I’ve certainly learnt over the past few months that finding the right low poo hair products is not just difficult but time and money consuming too; two valuable commodities that I struggle to pull out of the bag. There’s all kinds of problems that come with trying to de-turd your tresses and in the end it just got a bit too much for me. That heavy waxy feeling was the first to turn me. Getting out of the shower with that anxious feeling of ‘is it actually going to look clean this time?’ only to find that no, its not… again. The second was the thickness. Some people would sacrifice a leg, a few quid and a small dog to have hair as thick as mine but to me, it’s just a massive hairy pain the arse. It’s thick enough as it is without being boofed up to double its volume; to be honest I was hoping that I’d lose a bit of volume like some others had reported but alas, no such luck.
So in the end I was longing for that squeaky clean feeling like an addict looking for their next hit.

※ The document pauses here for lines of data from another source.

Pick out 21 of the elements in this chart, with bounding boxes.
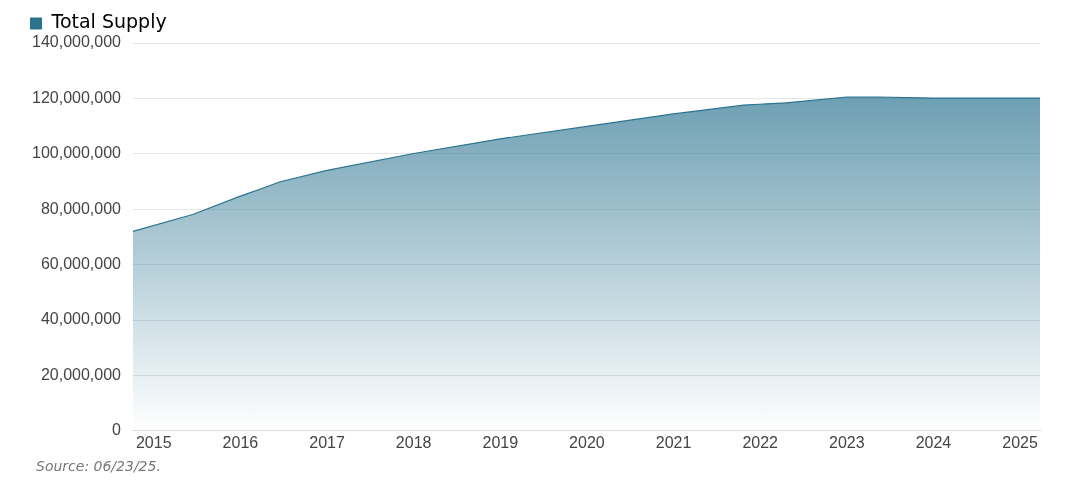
x-tick-label: 2024 [915,433,952,451]
x-tick-label: 2019 [482,433,519,451]
y-tick-label: 140,000,000 [31,33,122,51]
x-tick-label: 2023 [829,433,865,451]
x-tick-label: 2016 [222,433,259,451]
y-tick-label: 20,000,000 [40,365,122,383]
x-tick-label: 2021 [655,433,692,451]
x-tick-label: 2020 [569,433,605,451]
y-tick-label: 100,000,000 [31,144,122,162]
y-tick-label: 40,000,000 [40,310,122,328]
y-tick-label: 80,000,000 [40,199,122,217]
x-tick-label: 2017 [309,433,345,451]
x-tick-label: 2018 [395,433,432,451]
x-tick-label: 2015 [135,433,172,451]
y-tick-label: 0 [112,421,122,439]
legend-label: Total Supply [50,10,167,33]
x-tick-label: 2025 [1002,433,1038,451]
x-tick-label: 2022 [742,433,779,451]
y-tick-label: 120,000,000 [31,88,122,106]
y-tick-label: 60,000,000 [40,255,122,273]
source-note: Source: 06/23/25. [36,458,161,474]
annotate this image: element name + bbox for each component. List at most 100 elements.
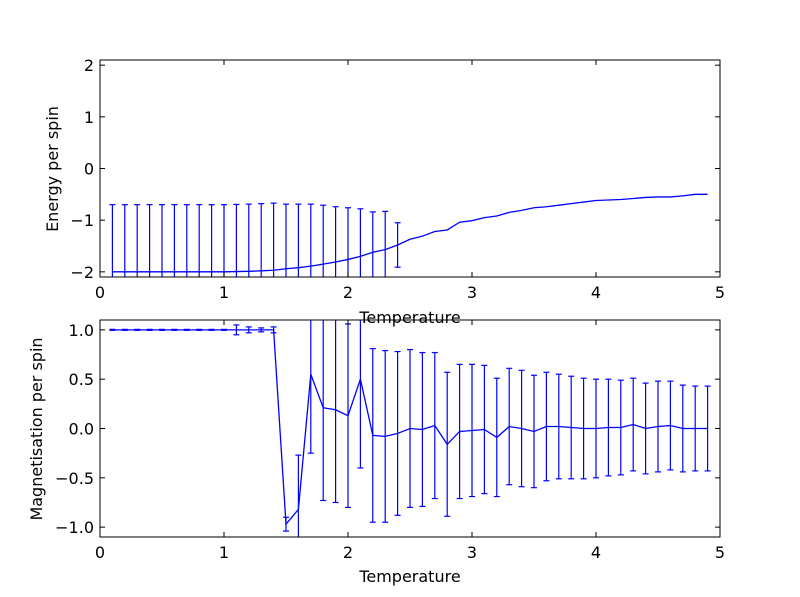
magnetisation-data-point: [334, 408, 337, 411]
magnetisation-data-point: [223, 328, 226, 331]
magnetisation-xtick-label: 0: [95, 543, 105, 562]
energy-data-point: [247, 270, 250, 273]
energy-ytick-label: −1: [70, 211, 94, 230]
magnetisation-data-point: [260, 328, 263, 331]
magnetisation-data-point: [185, 328, 188, 331]
energy-ylabel: Energy per spin: [43, 106, 62, 232]
energy-data-point: [198, 270, 201, 273]
magnetisation-data-point: [471, 429, 474, 432]
energy-data-point: [285, 267, 288, 270]
energy-xtick-label: 5: [715, 283, 725, 302]
energy-data-point: [433, 230, 436, 233]
energy-data-point: [409, 238, 412, 241]
energy-data-point: [359, 255, 362, 258]
energy-data-point: [260, 269, 263, 272]
energy-data-point: [161, 270, 164, 273]
energy-data-point: [111, 270, 114, 273]
magnetisation-xtick-label: 3: [467, 543, 477, 562]
energy-data-point: [595, 199, 598, 202]
energy-data-point: [508, 211, 511, 214]
energy-data-point: [520, 209, 523, 212]
energy-data-point: [210, 270, 213, 273]
energy-data-point: [421, 235, 424, 238]
magnetisation-data-point: [396, 432, 399, 435]
magnetisation-data-point: [371, 434, 374, 437]
energy-xtick-label: 4: [591, 283, 601, 302]
energy-xtick-label: 2: [343, 283, 353, 302]
magnetisation-data-point: [508, 425, 511, 428]
magnetisation-data-group: [109, 320, 711, 537]
magnetisation-data-point: [309, 373, 312, 376]
energy-data-point: [185, 270, 188, 273]
magnetisation-data-point: [607, 426, 610, 429]
energy-data-point: [694, 193, 697, 196]
energy-series-line: [112, 193, 708, 273]
magnetisation-data-point: [619, 426, 622, 429]
energy-data-point: [607, 199, 610, 202]
magnetisation-data-point: [644, 427, 647, 430]
magnetisation-ytick-label: 0.0: [69, 420, 94, 439]
energy-data-point: [123, 270, 126, 273]
energy-data-point: [533, 206, 536, 209]
magnetisation-data-point: [210, 328, 213, 331]
magnetisation-data-point: [235, 328, 238, 331]
energy-data-point: [458, 221, 461, 224]
energy-data-point: [396, 243, 399, 246]
magnetisation-data-point: [632, 423, 635, 426]
energy-data-point: [644, 196, 647, 199]
magnetisation-data-point: [421, 428, 424, 431]
magnetisation-series-line: [112, 329, 708, 526]
magnetisation-subplot: Magnetisation per spin Temperature 0 1 2 3 4…: [27, 319, 725, 586]
magnetisation-data-point: [657, 425, 660, 428]
magnetisation-data-point: [384, 435, 387, 438]
energy-data-point: [495, 215, 498, 218]
energy-data-point: [322, 263, 325, 266]
energy-data-point: [545, 205, 548, 208]
energy-xtick-label: 3: [467, 283, 477, 302]
magnetisation-data-point: [433, 424, 436, 427]
energy-data-point: [446, 228, 449, 231]
energy-data-point: [371, 251, 374, 254]
energy-data-point: [384, 248, 387, 251]
energy-data-point: [681, 194, 684, 197]
energy-data-point: [173, 270, 176, 273]
energy-data-point: [272, 269, 275, 272]
magnetisation-data-point: [545, 425, 548, 428]
energy-data-point: [483, 216, 486, 219]
energy-ytick-label: 1: [84, 108, 94, 127]
magnetisation-ytick-label: −1.0: [55, 518, 94, 537]
magnetisation-data-point: [136, 328, 139, 331]
energy-xlabel: Temperature: [358, 308, 460, 327]
magnetisation-data-point: [483, 428, 486, 431]
magnetisation-data-point: [694, 427, 697, 430]
energy-data-point: [235, 270, 238, 273]
magnetisation-data-point: [173, 328, 176, 331]
magnetisation-ytick-label: 0.5: [69, 370, 94, 389]
magnetisation-ytick-label: −0.5: [55, 469, 94, 488]
energy-ytick-label: 2: [84, 56, 94, 75]
magnetisation-xtick-label: 2: [343, 543, 353, 562]
energy-data-point: [309, 265, 312, 268]
energy-data-point: [657, 195, 660, 198]
energy-ytick-label: −2: [70, 263, 94, 282]
energy-xtick-label: 1: [219, 283, 229, 302]
magnetisation-data-point: [669, 424, 672, 427]
energy-subplot: Energy per spin Temperature 0 1 2 3 4 5 −2 −1 0 1…: [43, 56, 725, 327]
magnetisation-ylabel: Magnetisation per spin: [27, 337, 46, 520]
energy-data-point: [557, 204, 560, 207]
energy-data-point: [619, 198, 622, 201]
magnetisation-data-point: [409, 427, 412, 430]
magnetisation-xtick-label: 5: [715, 543, 725, 562]
magnetisation-data-point: [595, 427, 598, 430]
magnetisation-data-point: [347, 414, 350, 417]
energy-data-point: [148, 270, 151, 273]
energy-data-point: [570, 202, 573, 205]
magnetisation-data-point: [285, 523, 288, 526]
magnetisation-data-point: [495, 436, 498, 439]
energy-data-group: [109, 193, 708, 277]
energy-data-point: [136, 270, 139, 273]
magnetisation-data-point: [706, 427, 709, 430]
magnetisation-data-point: [148, 328, 151, 331]
magnetisation-data-point: [272, 328, 275, 331]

I got it. And it felt amazing… for a bit.
I know, I feel like the worst person in the world for succumbing to the chemical badness of Head and Shoulders, but, I had it, I enjoyed it and then I hated myself for it. I felt like I’d cheated on my beloved clean products and had some dirty one night stand with a bottle of the bad stuff. I honestly laid in bed that night feeling like I’d just violated myself with this awful concoction of utter crap and laced my head with pure unadulterated dirt. But now I’m looking for redemption and really, REALLY trying my hardest to turn my back on the stuff for once and for all. I’m not talking about going to confession once a week and professing my sins whilst attempting to dedicate my life to the greater good, but summer holidays are coming (amen to working in a school!) and there’s just about 6 weeks where I can get away with looking a bit shit and I fully intend to put maximum effort in and dig deep for the willpower that I so clearly lack in this area.

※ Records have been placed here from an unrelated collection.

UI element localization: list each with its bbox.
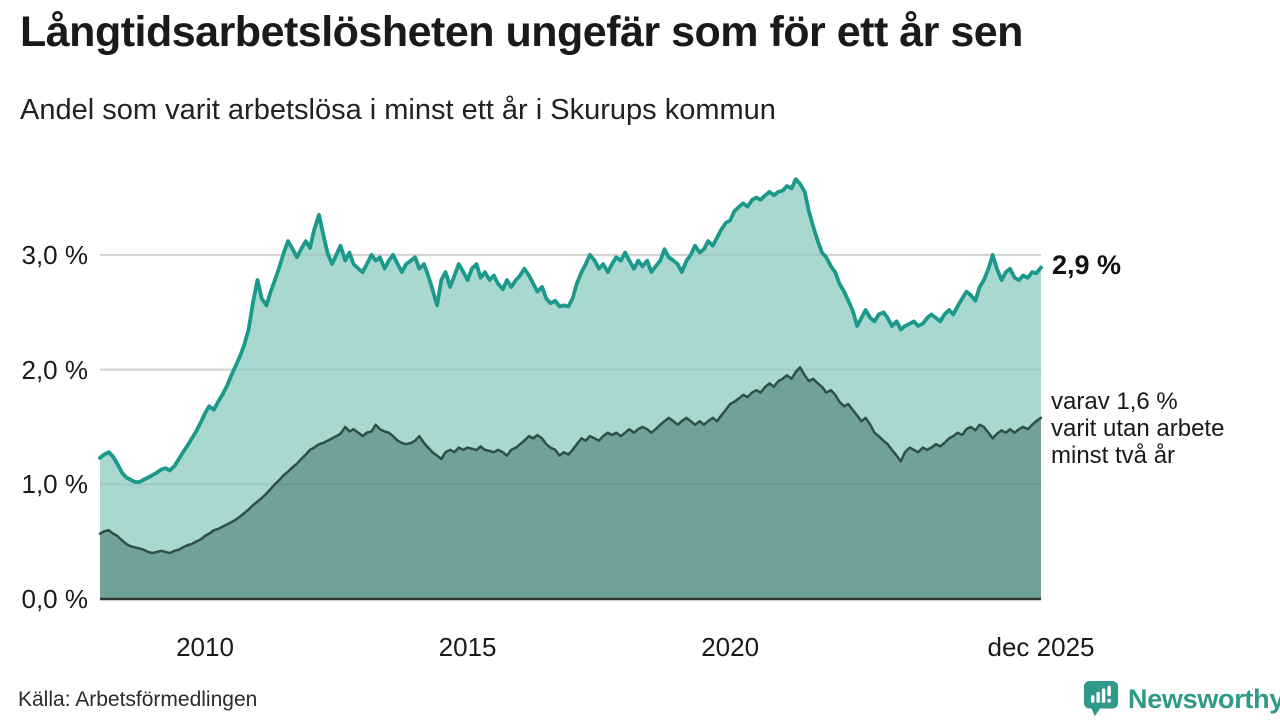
page-title: Långtidsarbetslösheten ungefär som för e… [20, 8, 1023, 56]
newsworthy-icon [1083, 680, 1119, 717]
y-tick-label: 0,0 % [21, 584, 89, 614]
y-tick-label: 2,0 % [21, 354, 89, 385]
source-caption: Källa: Arbetsförmedlingen [18, 688, 258, 711]
chart-subtitle: Andel som varit arbetslösa i minst ett å… [20, 94, 776, 126]
x-tick-label: dec 2025 [987, 632, 1095, 662]
newsworthy-logo: Newsworthy [1082, 679, 1280, 719]
two-year-annotation-line: varit utan arbete [1051, 415, 1225, 442]
newsworthy-wordmark: Newsworthy [1128, 684, 1280, 714]
latest-value-label: 2,9 % [1052, 250, 1122, 280]
y-tick-label: 3,0 % [21, 239, 89, 270]
two-year-annotation-line: varav 1,6 % [1051, 388, 1178, 415]
x-tick-label: 2010 [176, 632, 234, 662]
x-tick-label: 2020 [701, 632, 760, 662]
x-tick-label: 2015 [438, 632, 497, 662]
two-year-annotation-line: minst två år [1051, 442, 1176, 469]
two-year-annotation: varav 1,6 % varit utan arbete minst två … [1051, 388, 1224, 469]
y-tick-label: 1,0 % [21, 469, 89, 500]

But enough of the gloomy stuff; these past few weeks have been awesome! The weather’s taken a turn for the better (she says while it’s piss wet pouring outside) and we’ve been able to get out and about doing what we love to do best – explore and enjoy! Peanut has found her inner tomboy and taken to getting mucky as hell at nursery and dirtying her knees when we’re outside at every given opportunity. That girl is my elixir and I can’t quite work out whether its the amazing Ooh! Cacay Oil that came in the May Beauty Box from Love Lula that’s doing it, or the constant reminder from Peanut that I’m getting on a bit so I need to stay fit and healthy to keep up with her; but the crows feet have decided to hide from view and I’m enjoying clawing back a couple of years of my youth. I know kids are full of it but when my students are telling me that they thought I was 21, I can’t help but grin like a goon.